BTW, Peter Brandt has a good post on the subject and as usual, his perspective is worth perusing.

What If Newton Was a Trend Follower

Issac Newton is probably one of the most brilliant men ever lived on this planet, but even he lost a fortune when the so called South Sea Bubble bursted. Shortly after the crash, he reportedly declared that:

“I can calculate the motion of heavenly bodies, but not the madness of people.”

Mebane Faber has an interesting paper on Bubbles that is well worth closer examination:

Across twelve market bubbles we find that a trendfollowing system would have improved return while reducing volatility. Most importantly, it would have reduced drawdowns significantly leading to the most important rule in all of investing – surviving to invest another day.

Bubbles happen much more often that most people expect. They also lasts longer and become bigger than most expect.

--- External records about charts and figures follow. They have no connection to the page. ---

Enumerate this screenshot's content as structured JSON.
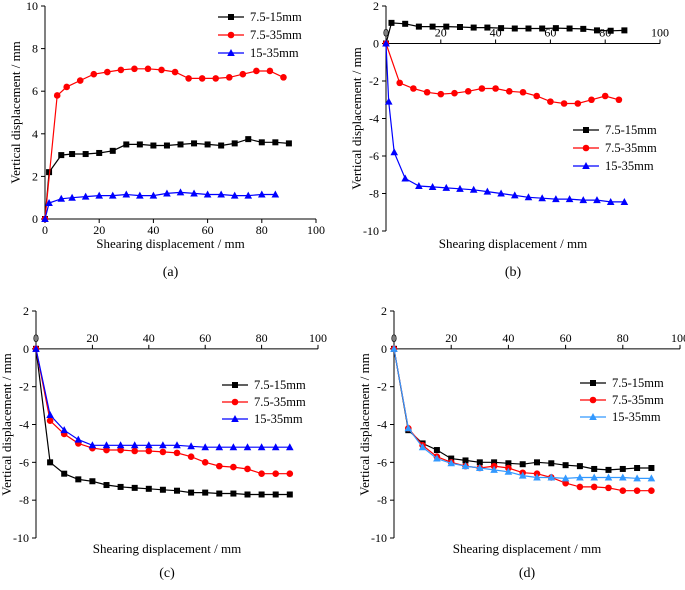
{
  "chart_data": [
    {
      "type": "line",
      "caption": "(a)",
      "xlabel": "Shearing displacement / mm",
      "ylabel": "Vertical displacement / mm",
      "xlim": [
        0,
        100
      ],
      "ylim": [
        0,
        10
      ],
      "xticks": [
        0,
        20,
        40,
        60,
        80,
        100
      ],
      "yticks": [
        0,
        2,
        4,
        6,
        8,
        10
      ],
      "legend_position": "top-right",
      "series": [
        {
          "name": "7.5-15mm",
          "color": "#000000",
          "marker": "square",
          "x": [
            0,
            1.5,
            6,
            10,
            15,
            20,
            25,
            30,
            35,
            40,
            45,
            50,
            55,
            60,
            65,
            70,
            75,
            80,
            85,
            90
          ],
          "y": [
            0,
            2.2,
            3.0,
            3.05,
            3.05,
            3.1,
            3.2,
            3.5,
            3.5,
            3.45,
            3.45,
            3.5,
            3.55,
            3.5,
            3.45,
            3.55,
            3.75,
            3.6,
            3.6,
            3.55
          ]
        },
        {
          "name": "7.5-35mm",
          "color": "#ff0000",
          "marker": "circle",
          "x": [
            0,
            4.5,
            8,
            13,
            18,
            23,
            28,
            33,
            38,
            43,
            48,
            53,
            58,
            63,
            68,
            73,
            78,
            83,
            88
          ],
          "y": [
            0,
            5.8,
            6.2,
            6.5,
            6.8,
            6.9,
            7.0,
            7.05,
            7.05,
            7.0,
            6.9,
            6.6,
            6.6,
            6.6,
            6.65,
            6.8,
            6.95,
            6.95,
            6.65
          ]
        },
        {
          "name": "15-35mm",
          "color": "#0000ff",
          "marker": "triangle",
          "x": [
            0,
            1.5,
            6,
            10,
            15,
            20,
            25,
            30,
            35,
            40,
            45,
            50,
            55,
            60,
            65,
            70,
            75,
            80,
            85
          ],
          "y": [
            0,
            0.75,
            0.95,
            1.0,
            1.05,
            1.1,
            1.1,
            1.15,
            1.1,
            1.1,
            1.2,
            1.25,
            1.2,
            1.15,
            1.15,
            1.1,
            1.1,
            1.15,
            1.15
          ]
        }
      ]
    },
    {
      "type": "line",
      "caption": "(b)",
      "xlabel": "Shearing displacement / mm",
      "ylabel": "Vertical displacement / mm",
      "xlim": [
        0,
        100
      ],
      "ylim": [
        -10,
        2
      ],
      "xticks": [
        0,
        20,
        40,
        60,
        80,
        100
      ],
      "yticks": [
        2,
        0,
        -2,
        -4,
        -6,
        -8,
        -10
      ],
      "legend_position": "middle-right",
      "series": [
        {
          "name": "7.5-15mm",
          "color": "#000000",
          "marker": "square",
          "x": [
            0,
            2,
            7,
            12,
            17,
            22,
            27,
            32,
            37,
            42,
            47,
            52,
            57,
            62,
            67,
            72,
            77,
            82,
            87
          ],
          "y": [
            0,
            1.1,
            1.05,
            0.9,
            0.9,
            0.9,
            0.88,
            0.85,
            0.85,
            0.82,
            0.8,
            0.8,
            0.8,
            0.82,
            0.8,
            0.78,
            0.7,
            0.68,
            0.7
          ]
        },
        {
          "name": "7.5-35mm",
          "color": "#ff0000",
          "marker": "circle",
          "x": [
            0,
            5,
            10,
            15,
            20,
            25,
            30,
            35,
            40,
            45,
            50,
            55,
            60,
            65,
            70,
            75,
            80,
            85
          ],
          "y": [
            0,
            -2.1,
            -2.4,
            -2.6,
            -2.7,
            -2.65,
            -2.55,
            -2.4,
            -2.4,
            -2.55,
            -2.6,
            -2.8,
            -3.1,
            -3.2,
            -3.2,
            -3.0,
            -2.8,
            -3.0
          ]
        },
        {
          "name": "15-35mm",
          "color": "#0000ff",
          "marker": "triangle",
          "x": [
            0,
            1,
            3,
            7,
            12,
            17,
            22,
            27,
            32,
            37,
            42,
            47,
            52,
            57,
            62,
            67,
            72,
            77,
            82,
            87
          ],
          "y": [
            0,
            -3.1,
            -5.8,
            -7.2,
            -7.6,
            -7.65,
            -7.7,
            -7.75,
            -7.8,
            -7.9,
            -8.0,
            -8.1,
            -8.2,
            -8.25,
            -8.3,
            -8.3,
            -8.35,
            -8.35,
            -8.45,
            -8.45
          ]
        }
      ]
    },
    {
      "type": "line",
      "caption": "(c)",
      "xlabel": "Shearing displacement / mm",
      "ylabel": "Vertical displacement / mm",
      "xlim": [
        0,
        100
      ],
      "ylim": [
        -10,
        2
      ],
      "xticks": [
        0,
        20,
        40,
        60,
        80,
        100
      ],
      "yticks": [
        2,
        0,
        -2,
        -4,
        -6,
        -8,
        -10
      ],
      "legend_position": "middle-right",
      "series": [
        {
          "name": "7.5-15mm",
          "color": "#000000",
          "marker": "square",
          "x": [
            0,
            5,
            10,
            15,
            20,
            25,
            30,
            35,
            40,
            45,
            50,
            55,
            60,
            65,
            70,
            75,
            80,
            85,
            90
          ],
          "y": [
            0,
            -6.0,
            -6.6,
            -6.9,
            -7.0,
            -7.2,
            -7.3,
            -7.35,
            -7.4,
            -7.45,
            -7.5,
            -7.6,
            -7.6,
            -7.65,
            -7.65,
            -7.7,
            -7.7,
            -7.7,
            -7.7
          ]
        },
        {
          "name": "7.5-35mm",
          "color": "#ff0000",
          "marker": "circle",
          "x": [
            0,
            5,
            10,
            15,
            20,
            25,
            30,
            35,
            40,
            45,
            50,
            55,
            60,
            65,
            70,
            75,
            80,
            85,
            90
          ],
          "y": [
            0,
            -3.8,
            -4.5,
            -5.0,
            -5.25,
            -5.35,
            -5.35,
            -5.4,
            -5.4,
            -5.45,
            -5.5,
            -5.7,
            -6.0,
            -6.2,
            -6.25,
            -6.35,
            -6.6,
            -6.6,
            -6.6
          ]
        },
        {
          "name": "15-35mm",
          "color": "#0000ff",
          "marker": "triangle",
          "x": [
            0,
            5,
            10,
            15,
            20,
            25,
            30,
            35,
            40,
            45,
            50,
            55,
            60,
            65,
            70,
            75,
            80,
            85,
            90
          ],
          "y": [
            0,
            -3.5,
            -4.3,
            -4.8,
            -5.1,
            -5.1,
            -5.1,
            -5.1,
            -5.1,
            -5.1,
            -5.1,
            -5.15,
            -5.2,
            -5.2,
            -5.2,
            -5.2,
            -5.2,
            -5.2,
            -5.2
          ]
        }
      ]
    },
    {
      "type": "line",
      "caption": "(d)",
      "xlabel": "Shearing displacement / mm",
      "ylabel": "Vertical displacement / mm",
      "xlim": [
        0,
        100
      ],
      "ylim": [
        -10,
        2
      ],
      "xticks": [
        0,
        20,
        40,
        60,
        80,
        100
      ],
      "yticks": [
        2,
        0,
        -2,
        -4,
        -6,
        -8,
        -10
      ],
      "legend_position": "middle-right",
      "series": [
        {
          "name": "7.5-15mm",
          "color": "#000000",
          "marker": "square",
          "x": [
            0,
            5,
            10,
            15,
            20,
            25,
            30,
            35,
            40,
            45,
            50,
            55,
            60,
            65,
            70,
            75,
            80,
            85,
            90
          ],
          "y": [
            0,
            -4.3,
            -5.0,
            -5.35,
            -5.8,
            -5.9,
            -6.0,
            -6.0,
            -6.05,
            -6.1,
            -6.0,
            -6.05,
            -6.15,
            -6.2,
            -6.35,
            -6.4,
            -6.35,
            -6.3,
            -6.3
          ]
        },
        {
          "name": "7.5-35mm",
          "color": "#ff0000",
          "marker": "circle",
          "x": [
            0,
            5,
            10,
            15,
            20,
            25,
            30,
            35,
            40,
            45,
            50,
            55,
            60,
            65,
            70,
            75,
            80,
            85,
            90
          ],
          "y": [
            0,
            -4.2,
            -5.1,
            -5.7,
            -6.0,
            -6.2,
            -6.3,
            -6.2,
            -6.3,
            -6.55,
            -6.6,
            -6.8,
            -7.1,
            -7.3,
            -7.3,
            -7.35,
            -7.5,
            -7.5,
            -7.5
          ]
        },
        {
          "name": "15-35mm",
          "color": "#3399ff",
          "marker": "triangle",
          "x": [
            0,
            5,
            10,
            15,
            20,
            25,
            30,
            35,
            40,
            45,
            50,
            55,
            60,
            65,
            70,
            75,
            80,
            85,
            90
          ],
          "y": [
            0,
            -4.2,
            -5.2,
            -5.8,
            -6.05,
            -6.2,
            -6.3,
            -6.4,
            -6.5,
            -6.7,
            -6.8,
            -6.8,
            -6.85,
            -6.8,
            -6.8,
            -6.8,
            -6.8,
            -6.85,
            -6.85
          ]
        }
      ]
    }
  ]
}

A fellow student of bubbles, Jeremy Grantham at Grantham, Mayo, Van Otterloo and Co. (GMO) has collected data on over 330 bubbles in his historical studies. He points out in a recent research piece “Time to Wake Up: Days of Abundant Resources and Falling Prices are Over Forever”, that one of the key difficulties is distinguishing when a bubble is indeed occurring, and when there actually is a paradigm shift. When is this time really different?

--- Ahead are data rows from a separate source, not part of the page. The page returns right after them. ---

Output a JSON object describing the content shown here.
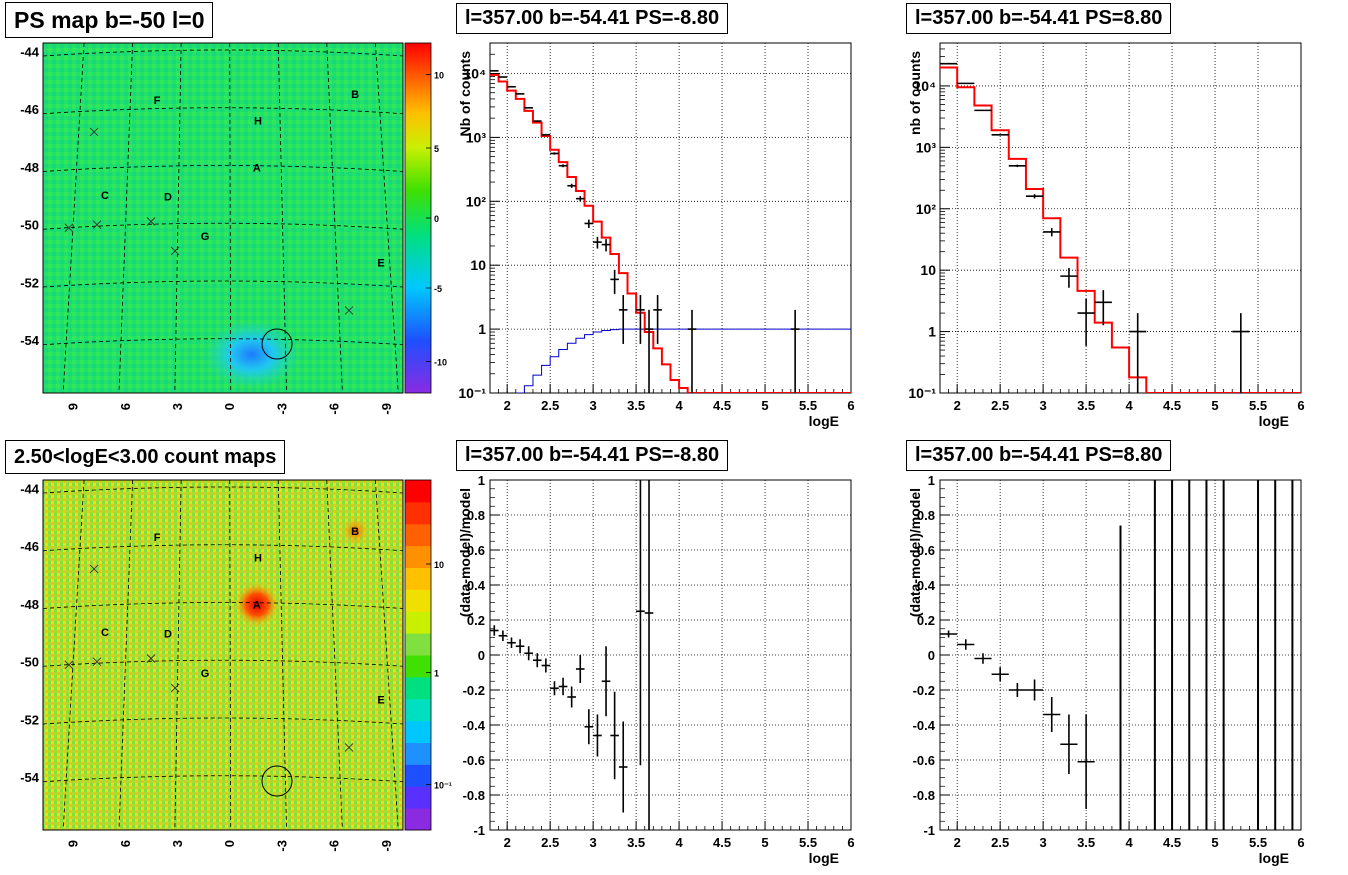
{
  "titles": {
    "map_top": "PS map b=-50 l=0",
    "map_bottom": "2.50<logE<3.00 count maps",
    "spec_left": "l=357.00 b=-54.41 PS=-8.80",
    "spec_right": "l=357.00 b=-54.41 PS=8.80",
    "ratio_left": "l=357.00 b=-54.41 PS=-8.80",
    "ratio_right": "l=357.00 b=-54.41 PS=8.80"
  },
  "colors": {
    "data": "#000000",
    "model": "#ff0000",
    "acceptance": "#0000cc",
    "grid": "#000000"
  },
  "maps": {
    "lat_ticks": [
      "-44",
      "-46",
      "-48",
      "-50",
      "-52",
      "-54"
    ],
    "lon_ticks": [
      "9",
      "6",
      "3",
      "0",
      "-3",
      "-6",
      "-9"
    ],
    "source_labels": [
      "A",
      "B",
      "C",
      "D",
      "E",
      "F",
      "G",
      "H"
    ],
    "top_colorbar": [
      "10",
      "5",
      "0",
      "-5",
      "-10"
    ],
    "bottom_colorbar": [
      "10",
      "1",
      "10⁻¹"
    ]
  },
  "chart_data": [
    {
      "type": "histogram",
      "panel": "spectrum-left",
      "title": "l=357.00 b=-54.41 PS=-8.80",
      "xlabel": "logE",
      "ylabel": "Nb of counts",
      "xlim": [
        1.8,
        6.0
      ],
      "ylim": [
        0.1,
        30000
      ],
      "yscale": "log",
      "grid": true,
      "x_ticks": [
        "2",
        "2.5",
        "3",
        "3.5",
        "4",
        "4.5",
        "5",
        "5.5",
        "6"
      ],
      "y_ticks": [
        "10⁻¹",
        "1",
        "10",
        "10²",
        "10³",
        "10⁴"
      ],
      "data_points": [
        {
          "x": 1.85,
          "y": 11000
        },
        {
          "x": 1.95,
          "y": 8800
        },
        {
          "x": 2.05,
          "y": 6200
        },
        {
          "x": 2.15,
          "y": 4800
        },
        {
          "x": 2.25,
          "y": 2900
        },
        {
          "x": 2.35,
          "y": 1800
        },
        {
          "x": 2.45,
          "y": 1100
        },
        {
          "x": 2.55,
          "y": 560
        },
        {
          "x": 2.65,
          "y": 360
        },
        {
          "x": 2.75,
          "y": 175
        },
        {
          "x": 2.85,
          "y": 110
        },
        {
          "x": 2.95,
          "y": 45
        },
        {
          "x": 3.05,
          "y": 23
        },
        {
          "x": 3.15,
          "y": 21
        },
        {
          "x": 3.25,
          "y": 6
        },
        {
          "x": 3.35,
          "y": 2
        },
        {
          "x": 3.55,
          "y": 2
        },
        {
          "x": 3.65,
          "y": 1
        },
        {
          "x": 3.75,
          "y": 2
        },
        {
          "x": 4.15,
          "y": 1
        },
        {
          "x": 5.35,
          "y": 1
        }
      ],
      "model_edges": [
        1.8,
        1.9,
        2.0,
        2.1,
        2.2,
        2.3,
        2.4,
        2.5,
        2.6,
        2.7,
        2.8,
        2.9,
        3.0,
        3.1,
        3.2,
        3.3,
        3.4,
        3.5,
        3.6,
        3.7,
        3.8,
        3.9,
        4.0,
        4.1,
        6.0
      ],
      "model_values": [
        9500,
        7500,
        5400,
        4000,
        2600,
        1700,
        1050,
        640,
        410,
        240,
        145,
        85,
        48,
        27,
        15,
        7.5,
        3.6,
        1.8,
        0.9,
        0.5,
        0.28,
        0.16,
        0.12,
        0.1
      ],
      "acceptance_edges": [
        2.1,
        2.2,
        2.3,
        2.4,
        2.5,
        2.6,
        2.7,
        2.8,
        2.9,
        3.0,
        3.1,
        3.2,
        3.3,
        6.0
      ],
      "acceptance_values": [
        0.1,
        0.13,
        0.19,
        0.27,
        0.37,
        0.48,
        0.6,
        0.72,
        0.82,
        0.9,
        0.95,
        0.98,
        1.0
      ]
    },
    {
      "type": "histogram",
      "panel": "spectrum-right",
      "title": "l=357.00 b=-54.41 PS=8.80",
      "xlabel": "logE",
      "ylabel": "nb of counts",
      "xlim": [
        1.8,
        6.0
      ],
      "ylim": [
        0.1,
        50000
      ],
      "yscale": "log",
      "grid": true,
      "x_ticks": [
        "2",
        "2.5",
        "3",
        "3.5",
        "4",
        "4.5",
        "5",
        "5.5",
        "6"
      ],
      "y_ticks": [
        "10⁻¹",
        "1",
        "10",
        "10²",
        "10³",
        "10⁴"
      ],
      "data_points": [
        {
          "x": 1.9,
          "y": 23000
        },
        {
          "x": 2.1,
          "y": 11000
        },
        {
          "x": 2.3,
          "y": 4000
        },
        {
          "x": 2.5,
          "y": 1600
        },
        {
          "x": 2.7,
          "y": 500
        },
        {
          "x": 2.9,
          "y": 160
        },
        {
          "x": 3.1,
          "y": 42
        },
        {
          "x": 3.3,
          "y": 8
        },
        {
          "x": 3.5,
          "y": 2
        },
        {
          "x": 3.7,
          "y": 3
        },
        {
          "x": 4.1,
          "y": 1
        },
        {
          "x": 5.3,
          "y": 1
        }
      ],
      "model_edges": [
        1.8,
        2.0,
        2.2,
        2.4,
        2.6,
        2.8,
        3.0,
        3.2,
        3.4,
        3.6,
        3.8,
        4.0,
        4.2,
        6.0
      ],
      "model_values": [
        20000,
        9500,
        4800,
        1900,
        650,
        210,
        70,
        16,
        4.6,
        1.4,
        0.55,
        0.18,
        0.1
      ],
      "acceptance_edges": [],
      "acceptance_values": []
    },
    {
      "type": "scatter",
      "panel": "ratio-left",
      "title": "l=357.00 b=-54.41 PS=-8.80",
      "xlabel": "logE",
      "ylabel": "(data-model)/model",
      "xlim": [
        1.8,
        6.0
      ],
      "ylim": [
        -1.0,
        1.0
      ],
      "grid": true,
      "x_ticks": [
        "2",
        "2.5",
        "3",
        "3.5",
        "4",
        "4.5",
        "5",
        "5.5",
        "6"
      ],
      "y_ticks": [
        "1",
        "0.8",
        "0.6",
        "0.4",
        "0.2",
        "0",
        "-0.2",
        "-0.4",
        "-0.6",
        "-0.8",
        "-1"
      ],
      "points": [
        {
          "x": 1.85,
          "y": 0.14,
          "err": 0.03
        },
        {
          "x": 1.95,
          "y": 0.11,
          "err": 0.03
        },
        {
          "x": 2.05,
          "y": 0.07,
          "err": 0.03
        },
        {
          "x": 2.15,
          "y": 0.05,
          "err": 0.04
        },
        {
          "x": 2.25,
          "y": 0.01,
          "err": 0.04
        },
        {
          "x": 2.35,
          "y": -0.03,
          "err": 0.04
        },
        {
          "x": 2.45,
          "y": -0.06,
          "err": 0.04
        },
        {
          "x": 2.55,
          "y": -0.19,
          "err": 0.04
        },
        {
          "x": 2.65,
          "y": -0.18,
          "err": 0.05
        },
        {
          "x": 2.75,
          "y": -0.24,
          "err": 0.06
        },
        {
          "x": 2.85,
          "y": -0.08,
          "err": 0.08
        },
        {
          "x": 2.95,
          "y": -0.41,
          "err": 0.1
        },
        {
          "x": 3.05,
          "y": -0.46,
          "err": 0.12
        },
        {
          "x": 3.15,
          "y": -0.15,
          "err": 0.2
        },
        {
          "x": 3.25,
          "y": -0.46,
          "err": 0.25
        },
        {
          "x": 3.35,
          "y": -0.64,
          "err": 0.26
        },
        {
          "x": 3.55,
          "y": 0.25,
          "err": 0.88
        },
        {
          "x": 3.65,
          "y": 0.24,
          "err": 1.5
        }
      ]
    },
    {
      "type": "scatter",
      "panel": "ratio-right",
      "title": "l=357.00 b=-54.41 PS=8.80",
      "xlabel": "logE",
      "ylabel": "(data-model)/model",
      "xlim": [
        1.8,
        6.0
      ],
      "ylim": [
        -1.0,
        1.0
      ],
      "grid": true,
      "x_ticks": [
        "2",
        "2.5",
        "3",
        "3.5",
        "4",
        "4.5",
        "5",
        "5.5",
        "6"
      ],
      "y_ticks": [
        "1",
        "0.8",
        "0.6",
        "0.4",
        "0.2",
        "0",
        "-0.2",
        "-0.4",
        "-0.6",
        "-0.8",
        "-1"
      ],
      "points": [
        {
          "x": 1.9,
          "y": 0.12,
          "err": 0.02
        },
        {
          "x": 2.1,
          "y": 0.06,
          "err": 0.03
        },
        {
          "x": 2.3,
          "y": -0.02,
          "err": 0.03
        },
        {
          "x": 2.5,
          "y": -0.11,
          "err": 0.04
        },
        {
          "x": 2.7,
          "y": -0.2,
          "err": 0.04
        },
        {
          "x": 2.9,
          "y": -0.2,
          "err": 0.06
        },
        {
          "x": 3.1,
          "y": -0.34,
          "err": 0.1
        },
        {
          "x": 3.3,
          "y": -0.51,
          "err": 0.17
        },
        {
          "x": 3.5,
          "y": -0.61,
          "err": 0.27
        }
      ],
      "vertical_lines": [
        {
          "x": 3.9,
          "y_top": 0.74
        },
        {
          "x": 4.3,
          "y_top": 1.0
        },
        {
          "x": 4.5,
          "y_top": 1.0
        },
        {
          "x": 4.7,
          "y_top": 1.0
        },
        {
          "x": 4.9,
          "y_top": 1.0
        },
        {
          "x": 5.1,
          "y_top": 1.0
        },
        {
          "x": 5.5,
          "y_top": 1.0
        },
        {
          "x": 5.7,
          "y_top": 1.0
        },
        {
          "x": 5.9,
          "y_top": 1.0
        }
      ]
    }
  ]
}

During a typical bubble, an asset appreciates several hundred to several thousand per cent in a short period of time and then it comes all the way back where it started and even below in many cases. If you just buy and hold, you end with no gain at the best case scenario. But what happens, if you apply a simple trend following strategy, which always involves an entry and exit plan based on some derivative of price. In his research, Faber uses 10-month simple moving average as a benchmark.

Our research demonstrates that a trendfollowing approach improved returns in every bubble (except one) and reduced volatility and drawdown in all twelve of them.

There are different derivatives of price that could be used as a trailing stop in trend following – Average True Range, Trend lines, Simple and Exponential Moving Averages. The purpose of a trailing stop is to keep you long enough in a trade, so it could make a difference in your overall performance and also to protect your gains after the trend inevitably ends.

The subject of figuring out where to add to a position and where to take partial profits is way more nuanced and I am not going to elaborate on it here.

Price is not the only entry criteria I use, but price is the only exit criteria I respect.